De pronto, una de las camareras se acerca a las damas y les hace una venia. Entonces, como si la muerte tocase el núcleo del universo, se apresuran, beben el trago con prisa, se acomodan el cabello, abren un pequeño espejo y constatan que están con el punto ideal de maquillaje. Le dicen a Javier que hicieron una reserva en la terraza del bar y que acaba de llegar una de sus invitadas. “Guapo, agrega mi número, ¿vale?”. Y Javier le entrega su celular. Ella escribe un número y se guarda bajo el nombre “Martha”. Las dos se levantan casi al mismo tiempo y caminan firmes, moviendo la cintura. Javier sonríe con picardía. Ve aquella ventana del WhatsApp y comprueba que Martha aparece en línea. Mira su foto de perfil y luce con la mirada baja, de tal forma que oculta su rostro. No obstante, su inconfundible sonrisa prevalece. Aparece con un bikini rojo y, detrás de ella, el panorama de una hermosa playa de Alicante. Paga la cuenta y camina por la Calle Sevilla sumergiéndose entre la noche, buscando alguna estrella fugaz que sea capaz de escribir sus sueños en un pergamino de piedra.
Ebrio, con la mirada desorbitada y aferrándose a las fantasías del erotismo, Javier vuelve a su apartamento poco antes del toque de queda. De la nevera saca una lata de cerveza y, sentado en el sofá, apoya la laptop en sus muslos. En eso, entre el silencio y los suspiros de la noche, logra escuchar un gemido, un alarido que nace en las entrañas del placer. Sumado a ello, se hace evidente los golpes de la alcoba contra la pared, de la carne contra el alma. Es testigo del fuego de una pareja de estudiantes de doctorado, ambos ingleses, que habitan en el piso superior y cuya habitación está ubicada exactamente debajo de la de Javier. El sonido es perfectamente rítmico, profundo, una deliciosa sinfonía donde Eros ha descendido para dirigirla. No resulta difícil imaginarlos: Ella, piernas en los hombros; y él, encima, penetrándola hasta tocar la fibra de su alma. Él se llama Steve, es abogado corporativo y ha trabajado en la Bolsa de Londres. Pelirrojo, pecoso, no más de treinta y tres años, amable y reilón, y no pocas veces, cuando amanece y Javier persiste entre el café y el tabaco, lo ve saliendo del edificio con su perro en busca de unos croissants de una cafetería pet friendly de la calle Alonso Cano. Ella se llama Michelle. Es dulce y bella: Oji-azul, cabello intensamente negro y brilloso, de corta estatura y, cuando Javier la ve llegar en ropa de deporte tras una tarde de tenis, luce un culito de coneja. Ha estudiado negocios internacionales en Nueva York y luego ha trabajado para una transnacional en Londres. Cuando consiguió ahorrar doscientos mil euros, se vino a Madrid a estudiar un doctorado en la Carlos III. No pocas tardes, cuando Javier llega al apartamento, la encuentra en la mesita de su balcón, fumando un porro y leyendo a Dickens.

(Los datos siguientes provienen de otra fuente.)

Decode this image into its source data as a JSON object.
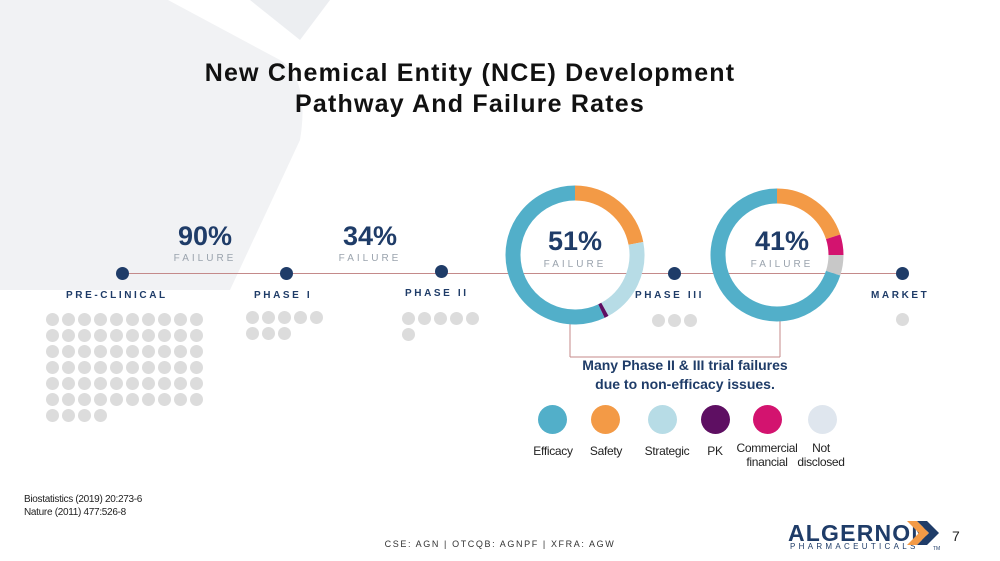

Pero ahora, Steve y Michelle, hacen el amor con furia. Los gemidos de ella son la miel de unos tímpanos que pretenden transformar a colores el sueño de la vida. Libidinoso, Javier cierra la ventana que da a la calle y evita que la sinfonía se vea contaminada por la bulla y la crispación de un sábado por la noche que, aunque ya sea la hora del toque de queda, los chavales aún deambulan por las calles de la mano de alguna vampiresa. Y así, con el sonido concentrado, Javier vuelve a lo suyo. Por la peculiaridad del sonido carnal, presume que es el choque de las nalgas de ella y los muslos de él. Los vive; los imagina: Michelle en cuatro, sacando el culito de coneja, y Steve detrás de ella, saboreando el cóctel que lo hace inmortal. Erecto, comienza a tocarse con sutileza. Percibe pálpitos en la sien, esa taquicardia que golpea la pared de su pecho advirtiendo el colapso, y su masculinidad, abanderada y firme, alimentándose de vida.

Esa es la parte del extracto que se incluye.